The young tramper’s rite of passage is their first trip sans parents, writes Jo Stilwell
I didn’t grow up in a tramping family but was very fortunate to live in Nelson where my introduction to the outdoors as a child was via our annual summer family camping holidays to Lake Rotoiti in Nelson Lakes National Park.
It was here my mother taught me the term ‘dawn chorus’ and where, all those years ago, there was no wasp hum among the beech forest. I experienced the usual school camps involving overnight tramps to local huts or camping on the beach at Abel Tasman National Park. But it was the first trip I did with a couple of girlfriends from school that really cemented my love of tramping.
It’s over 30 years ago now and the details are sketchy, but I know we felt excited, confident and capable. We only went as far as Browning Hut in Mt Richmond Forest Park – an easy walk of two hours. We were supposed to head on to Roebuck Hut, a further four hours along the Pelorus Track, but somehow never made it. It was a stinking hot summer’s day and we lumbered under our heavy metal frame packs to which we had tied our oversized sleeping bags wrapped in black plastic rubbish bags. There was a lot of swimming along the way and we weren’t in any hurry.
We stayed at Browning for two nights, ate sausages and dehy spud, had Weet-Bix for breakfast and shared the hut with a hunter who took us under his wing, provided us with venison and accompanied us to Totara Saddle for a walk. We didn’t really know what we were doing – none of us had a tramping background – but we didn’t care. I had my Norsewear socks and my dad’s black woollen singlet and I felt like a real tramper.
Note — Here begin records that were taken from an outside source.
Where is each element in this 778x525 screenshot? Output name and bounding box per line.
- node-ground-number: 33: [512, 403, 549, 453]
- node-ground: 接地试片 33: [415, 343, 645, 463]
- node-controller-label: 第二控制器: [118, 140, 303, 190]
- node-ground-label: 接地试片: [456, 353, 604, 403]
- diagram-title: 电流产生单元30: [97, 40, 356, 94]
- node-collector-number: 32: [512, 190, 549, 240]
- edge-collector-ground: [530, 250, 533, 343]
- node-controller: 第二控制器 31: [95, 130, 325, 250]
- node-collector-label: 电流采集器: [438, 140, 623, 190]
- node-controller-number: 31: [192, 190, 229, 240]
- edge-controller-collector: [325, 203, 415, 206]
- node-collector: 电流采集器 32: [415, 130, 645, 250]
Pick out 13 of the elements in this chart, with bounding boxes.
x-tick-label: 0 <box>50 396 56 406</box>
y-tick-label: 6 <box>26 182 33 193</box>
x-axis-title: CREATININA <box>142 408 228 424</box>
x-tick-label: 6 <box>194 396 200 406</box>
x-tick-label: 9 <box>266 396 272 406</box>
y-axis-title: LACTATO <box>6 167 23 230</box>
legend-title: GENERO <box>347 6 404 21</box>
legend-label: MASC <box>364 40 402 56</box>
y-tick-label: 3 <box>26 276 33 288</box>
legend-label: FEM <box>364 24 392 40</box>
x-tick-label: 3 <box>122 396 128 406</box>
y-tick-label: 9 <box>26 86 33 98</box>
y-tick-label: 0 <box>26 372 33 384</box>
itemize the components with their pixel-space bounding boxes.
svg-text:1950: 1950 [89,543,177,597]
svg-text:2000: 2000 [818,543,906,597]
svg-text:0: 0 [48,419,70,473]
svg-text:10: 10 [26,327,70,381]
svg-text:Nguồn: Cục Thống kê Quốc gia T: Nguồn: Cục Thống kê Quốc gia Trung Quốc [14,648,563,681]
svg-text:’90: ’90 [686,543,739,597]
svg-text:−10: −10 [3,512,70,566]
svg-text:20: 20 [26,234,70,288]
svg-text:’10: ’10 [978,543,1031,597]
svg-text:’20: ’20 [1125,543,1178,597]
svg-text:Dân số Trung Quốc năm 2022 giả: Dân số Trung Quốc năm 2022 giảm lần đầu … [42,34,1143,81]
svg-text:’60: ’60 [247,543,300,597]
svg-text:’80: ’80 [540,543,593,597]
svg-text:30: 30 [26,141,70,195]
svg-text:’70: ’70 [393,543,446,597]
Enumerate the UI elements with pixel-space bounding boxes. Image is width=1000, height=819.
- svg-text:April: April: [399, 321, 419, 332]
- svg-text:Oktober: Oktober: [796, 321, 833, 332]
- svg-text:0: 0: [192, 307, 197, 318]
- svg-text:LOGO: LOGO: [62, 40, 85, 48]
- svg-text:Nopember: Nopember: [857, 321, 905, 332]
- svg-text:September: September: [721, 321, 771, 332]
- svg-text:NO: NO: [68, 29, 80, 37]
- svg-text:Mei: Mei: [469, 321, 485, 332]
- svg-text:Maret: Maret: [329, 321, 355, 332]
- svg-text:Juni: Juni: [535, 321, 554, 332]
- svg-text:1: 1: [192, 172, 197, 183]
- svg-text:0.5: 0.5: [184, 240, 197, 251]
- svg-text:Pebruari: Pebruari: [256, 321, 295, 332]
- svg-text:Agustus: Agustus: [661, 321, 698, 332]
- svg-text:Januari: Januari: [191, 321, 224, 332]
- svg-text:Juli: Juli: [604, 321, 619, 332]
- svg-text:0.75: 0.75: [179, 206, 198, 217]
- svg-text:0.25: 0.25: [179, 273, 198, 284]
When my daughter Alice and her friend Lucy did their first tramp without parents a few years back, aged 15, they were far more prepared than my friends and I had been. They’d both tramped for many years with their respective families and as parents we had no worries about their capabilities. We hadn’t consciously involved the kids in decision making on family tramps but they’d picked up the necessary skills by osmosis. Alice knew to mix the milk powder and the instant pudding mixture before adding the water so it didn’t go lumpy. She knew to open a hut window while using a burner, and that the top of a hill will always come if you keep walking. Similarly, Lucy was a fit knowledgeable tramper who had been keenly tramping with her family from a young age.
The girls chose the Mt Somers Walkway where it was likely other trampers would be around, there were huts, bridges over the major rivers and even intermittent cell-phone coverage. Given the popularity and nature of the route, they didn’t take the locator beacon. They took the gas cooker rather than the white-spirits burner, planned their own gear and food without needing any input from their parents. And they had so much fun. They could do stuff parents might think senseless such as tip their Jaffas into the river to make them cold (they taste better that way), climb unnecessarily up the side of the swingbridge and swim five times in one day because each swimming hole looked better than the last. They played with glow-sticks in bed at night time and took many unsuccessful photos of the moon. And being teenagers of their time, they perfected the art of the tramping selfie – there were outside-the-hut selfies, post-swim selfies, the swingbridge selfie and the shadow selfie.
But alongside the fun was an immense sense of accomplishment and satisfaction at having survived independently for three days, carrying everything they needed on their backs and doing it their own way.
Dropping the kids at the road-end and leaving them to it is a rite of passage for every young tramper – and their parents. It was such a joy for me to send them on their way, confident they had the knowledge and skills to have a safe and enjoyable trip. There’s no way I would have let them loose in an unknown city for three days on their own aged 15.
It makes me grateful that our teenagers have the New Zealand outdoors in which to develop, explore and test their independence in such a safe and secure way.